Mozes noemt de heuvel: de troon van de HERE. Dat betekent: de plaats van Gods aanwezigheid. Niet in het dal, waar Jozua vocht, was God aanwezig, maar op de heuvel, ongewapend, boven het strijdtoneel, daar was God en daar werd de strijd beslist.

Die heuvel is de heuvel van Golgotha. Dat is de plek van Gods aanwezigheid. Daar spreidt Jezus zijn handen uit over zijn volk. Vanaf het kruis zegent Hij ons met zijn magische handen. In het centrum van het christelijke geloof staat de magie van het kruis.
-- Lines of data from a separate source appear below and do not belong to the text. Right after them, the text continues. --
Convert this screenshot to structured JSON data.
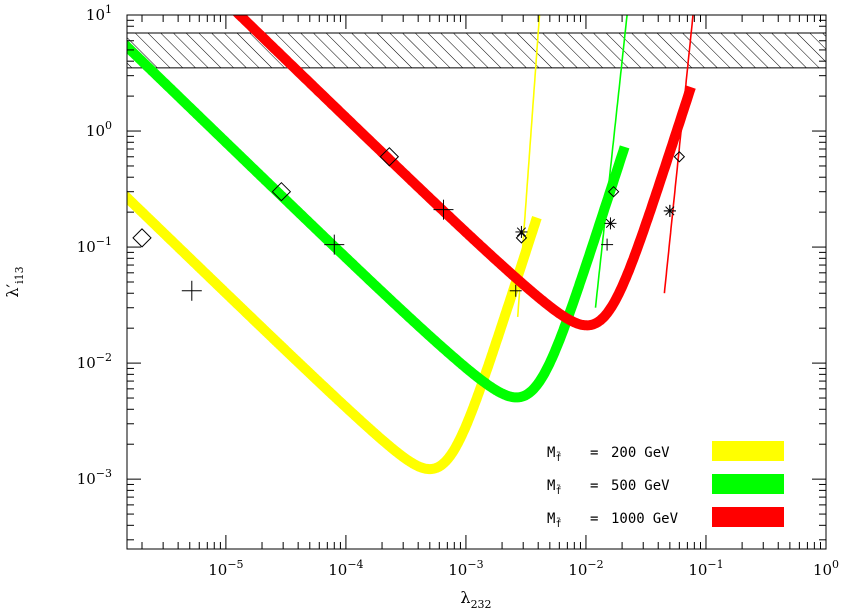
{
  "chart_data": {
    "type": "line",
    "xlabel": "λ",
    "xlabel_sub": "232",
    "ylabel": "λ′",
    "ylabel_sub": "i13",
    "xscale": "log",
    "yscale": "log",
    "xlim": [
      1.5e-06,
      1.0
    ],
    "ylim": [
      0.00025,
      10.0
    ],
    "x_ticks": [
      {
        "value": 1e-05,
        "base": "10",
        "exp": "−5"
      },
      {
        "value": 0.0001,
        "base": "10",
        "exp": "−4"
      },
      {
        "value": 0.001,
        "base": "10",
        "exp": "−3"
      },
      {
        "value": 0.01,
        "base": "10",
        "exp": "−2"
      },
      {
        "value": 0.1,
        "base": "10",
        "exp": "−1"
      },
      {
        "value": 1.0,
        "base": "10",
        "exp": "0"
      }
    ],
    "y_ticks": [
      {
        "value": 0.001,
        "base": "10",
        "exp": "−3"
      },
      {
        "value": 0.01,
        "base": "10",
        "exp": "−2"
      },
      {
        "value": 0.1,
        "base": "10",
        "exp": "−1"
      },
      {
        "value": 1.0,
        "base": "10",
        "exp": "0"
      },
      {
        "value": 10.0,
        "base": "10",
        "exp": "1"
      }
    ],
    "excluded_band": {
      "y_min": 3.5,
      "y_max": 7.0
    },
    "series": [
      {
        "name": "M = 200 GeV",
        "mass_gev": "200",
        "color": "#ffff00",
        "band": {
          "xmin_curve": 0.00055,
          "ymin_curve": 0.00068,
          "coeff": 4e-07,
          "x_end": 0.0039,
          "end_value": 10.0
        },
        "thin": {
          "x0": 0.0027,
          "y0": 0.025,
          "x1": 0.0041,
          "y1": 10.0
        },
        "diamond_big": {
          "x": 2e-06,
          "y": 0.12
        },
        "plus_big": {
          "x": 5.2e-06,
          "y": 0.042
        },
        "diamond_small": {
          "x": 0.0029,
          "y": 0.12
        },
        "star_small": {
          "x": 0.0029,
          "y": 0.135
        },
        "plus_small": {
          "x": 0.0026,
          "y": 0.042
        }
      },
      {
        "name": "M = 500 GeV",
        "mass_gev": "500",
        "color": "#00ff00",
        "band": {
          "xmin_curve": 0.0034,
          "ymin_curve": 0.0043,
          "coeff": 8e-06,
          "x_end": 0.021,
          "end_value": 10.0
        },
        "thin": {
          "x0": 0.012,
          "y0": 0.03,
          "x1": 0.022,
          "y1": 10.0
        },
        "diamond_big": {
          "x": 2.9e-05,
          "y": 0.3
        },
        "plus_big": {
          "x": 8e-05,
          "y": 0.105
        },
        "diamond_small": {
          "x": 0.017,
          "y": 0.3
        },
        "star_small": {
          "x": 0.016,
          "y": 0.16
        },
        "plus_small": {
          "x": 0.015,
          "y": 0.105
        }
      },
      {
        "name": "M = 1000 GeV",
        "mass_gev": "1000",
        "color": "#ff0000",
        "band": {
          "xmin_curve": 0.013,
          "ymin_curve": 0.0175,
          "coeff": 0.00013,
          "x_end": 0.075,
          "end_value": 10.0
        },
        "thin": {
          "x0": 0.045,
          "y0": 0.04,
          "x1": 0.078,
          "y1": 10.0
        },
        "diamond_big": {
          "x": 0.00023,
          "y": 0.6
        },
        "plus_big": {
          "x": 0.00065,
          "y": 0.21
        },
        "diamond_small": {
          "x": 0.06,
          "y": 0.6
        },
        "star_small": {
          "x": 0.05,
          "y": 0.205
        },
        "plus_small": {
          "x": 0.05,
          "y": 0.205
        }
      }
    ],
    "legend": {
      "placement": "bottom-right",
      "entries": [
        {
          "symbol": "M",
          "sub": "f̃",
          "eq": "=",
          "value": "200",
          "unit": "GeV",
          "color": "#ffff00"
        },
        {
          "symbol": "M",
          "sub": "f̃",
          "eq": "=",
          "value": "500",
          "unit": "GeV",
          "color": "#00ff00"
        },
        {
          "symbol": "M",
          "sub": "f̃",
          "eq": "=",
          "value": "1000",
          "unit": "GeV",
          "color": "#ff0000"
        }
      ]
    }
  }
}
Zo heeft God zijn eigen gevecht in de wereld. Hij staat er ongeveer alleen voor. Het lijkt eindeloos. Nog steeds is Amalek niet helemaal verslagen. ‘Jezus Christus zal in doodsstrijd zijn tot aan het einde van de wereld.’ (Pascal) Hij spreidt zijn handen nog immer op het kruis. Maar juist zolang Hij dat doet, is er nog niets verloren. Alleen de magie van het kruis kan ons redden.